Элизабет подняла трубку и с тревогой передала ее мужу.
– Это тебя, на шахте что-то случилось.
«Что-то» оказалось взрывом, убившим по меньшей мере семерых человек и покалечившим еще больше. Когда Джон добрался до больницы, выживших все еще привозили с места аварии. Местная больница была небольшой, зато единственной на ближайшие триста километров, так что приходилось крутиться.
Присесть и отдохнуть Джону удалось лишь через несколько часов. Днем они потеряли еще двоих, и пятеро лежали в палате, балансируя на пороге смерти. Кому-то нужно было остаться на ночь и приглядывать за ними, и, к сожалению, этим кем-то был он сам, поскольку другие врачи заканчивали смену, когда привезли первых пострадавших.
Потирая виски, Джон удалился в свой кабинет, чтобы сообщить Элизабет. К счастью, спустя столько времени растревоженные родственники, пытавшиеся узнать, что случилось на шахте, покинули их крошечную приемную. Домой он не дозвонился, пришлось набирать магазин. После третьего звонка трубку взял тесть.

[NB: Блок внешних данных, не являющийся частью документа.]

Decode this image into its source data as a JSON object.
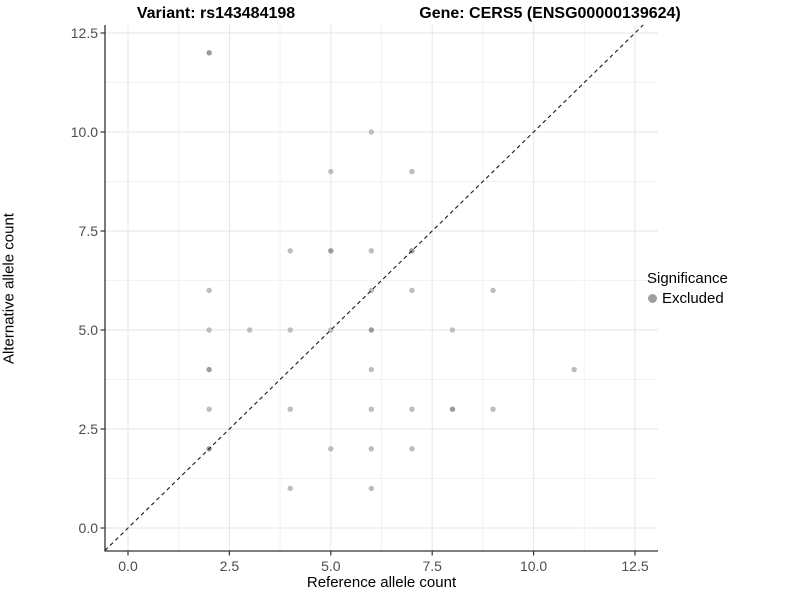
{
  "titles": {
    "variant": "Variant: rs143484198",
    "gene": "Gene: CERS5 (ENSG00000139624)"
  },
  "legend": {
    "title": "Significance",
    "items": [
      {
        "label": "Excluded",
        "key_color": "#9e9e9e"
      }
    ]
  },
  "colors": {
    "background": "#ffffff",
    "point": "#bdbdbd",
    "point_overlap": "#9b9b9b",
    "grid_major": "#e6e6e6",
    "grid_minor": "#f2f2f2",
    "axis_line": "#333333",
    "tick_text": "#4d4d4d",
    "identity_line": "#1a1a1a"
  },
  "chart_data": {
    "type": "scatter",
    "title": "Variant: rs143484198 | Gene: CERS5 (ENSG00000139624)",
    "xlabel": "Reference allele count",
    "ylabel": "Alternative allele count",
    "xlim": [
      -0.6,
      13.1
    ],
    "ylim": [
      -0.6,
      12.7
    ],
    "grid": true,
    "legend_position": "right",
    "x_ticks": [
      0,
      2.5,
      5,
      7.5,
      10,
      12.5
    ],
    "x_tick_labels": [
      "0.0",
      "2.5",
      "5.0",
      "7.5",
      "10.0",
      "12.5"
    ],
    "y_ticks": [
      0,
      2.5,
      5,
      7.5,
      10,
      12.5
    ],
    "y_tick_labels": [
      "0.0",
      "2.5",
      "5.0",
      "7.5",
      "10.0",
      "12.5"
    ],
    "minor_ticks": [
      1.25,
      3.75,
      6.25,
      8.75,
      11.25
    ],
    "identity_line": {
      "style": "dashed",
      "slope": 1,
      "intercept": 0
    },
    "series": [
      {
        "name": "Excluded",
        "points": [
          {
            "x": 2,
            "y": 12,
            "overlap": true
          },
          {
            "x": 6,
            "y": 10
          },
          {
            "x": 5,
            "y": 9
          },
          {
            "x": 7,
            "y": 9
          },
          {
            "x": 4,
            "y": 7
          },
          {
            "x": 5,
            "y": 7,
            "overlap": true
          },
          {
            "x": 6,
            "y": 7
          },
          {
            "x": 7,
            "y": 7,
            "overlap": true
          },
          {
            "x": 2,
            "y": 6
          },
          {
            "x": 6,
            "y": 6
          },
          {
            "x": 7,
            "y": 6
          },
          {
            "x": 9,
            "y": 6
          },
          {
            "x": 2,
            "y": 5
          },
          {
            "x": 3,
            "y": 5
          },
          {
            "x": 4,
            "y": 5
          },
          {
            "x": 5,
            "y": 5
          },
          {
            "x": 6,
            "y": 5,
            "overlap": true
          },
          {
            "x": 8,
            "y": 5
          },
          {
            "x": 2,
            "y": 4,
            "overlap": true
          },
          {
            "x": 6,
            "y": 4
          },
          {
            "x": 11,
            "y": 4
          },
          {
            "x": 2,
            "y": 3
          },
          {
            "x": 4,
            "y": 3
          },
          {
            "x": 6,
            "y": 3
          },
          {
            "x": 7,
            "y": 3
          },
          {
            "x": 8,
            "y": 3,
            "overlap": true
          },
          {
            "x": 9,
            "y": 3
          },
          {
            "x": 2,
            "y": 2,
            "overlap": true
          },
          {
            "x": 5,
            "y": 2
          },
          {
            "x": 6,
            "y": 2
          },
          {
            "x": 7,
            "y": 2
          },
          {
            "x": 4,
            "y": 1
          },
          {
            "x": 6,
            "y": 1
          }
        ]
      }
    ]
  }
}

– «Книги и журналы Фрейзеров», – зазвучал его надтреснутый голос. – Чем могу помочь?
– Мистер Фрейзер, это Джон. Элизабет с вами?
Почему-то он так и не научился называть его «Гарольдом», как бы ни настаивала на этом жена. Старик, казалось, оценил этот жест, хотя бы как символ уважения. Их отношения никогда нельзя было назвать теплыми: когда молодой доктор стал частью их семьи, впечатление Гарольда Фрейзера постепенно переросло от холодной подозрительности к неохотному принятию, но дальше дело не пошло.
Несмотря на это, он невероятно любил их пса Честертона. К слабому разочарованию Джона, эта дружба оказалась взаимной: едва завидев отца Элизабет, Чес словно на магните прилипал к ногам старика и бегал за ним, как влюбленный щенок. Элизабет находила это забавным и предполагала, что Чес просто защищает его, так же как и пациентов Джона, если тому удавалось вытащить пса на работу. С тех пор он стал шутить, что Честертон был куда лучшим доктором, чем он сам, в прошлом или будущем, так что Джону было трудно чем-либо ей возразить.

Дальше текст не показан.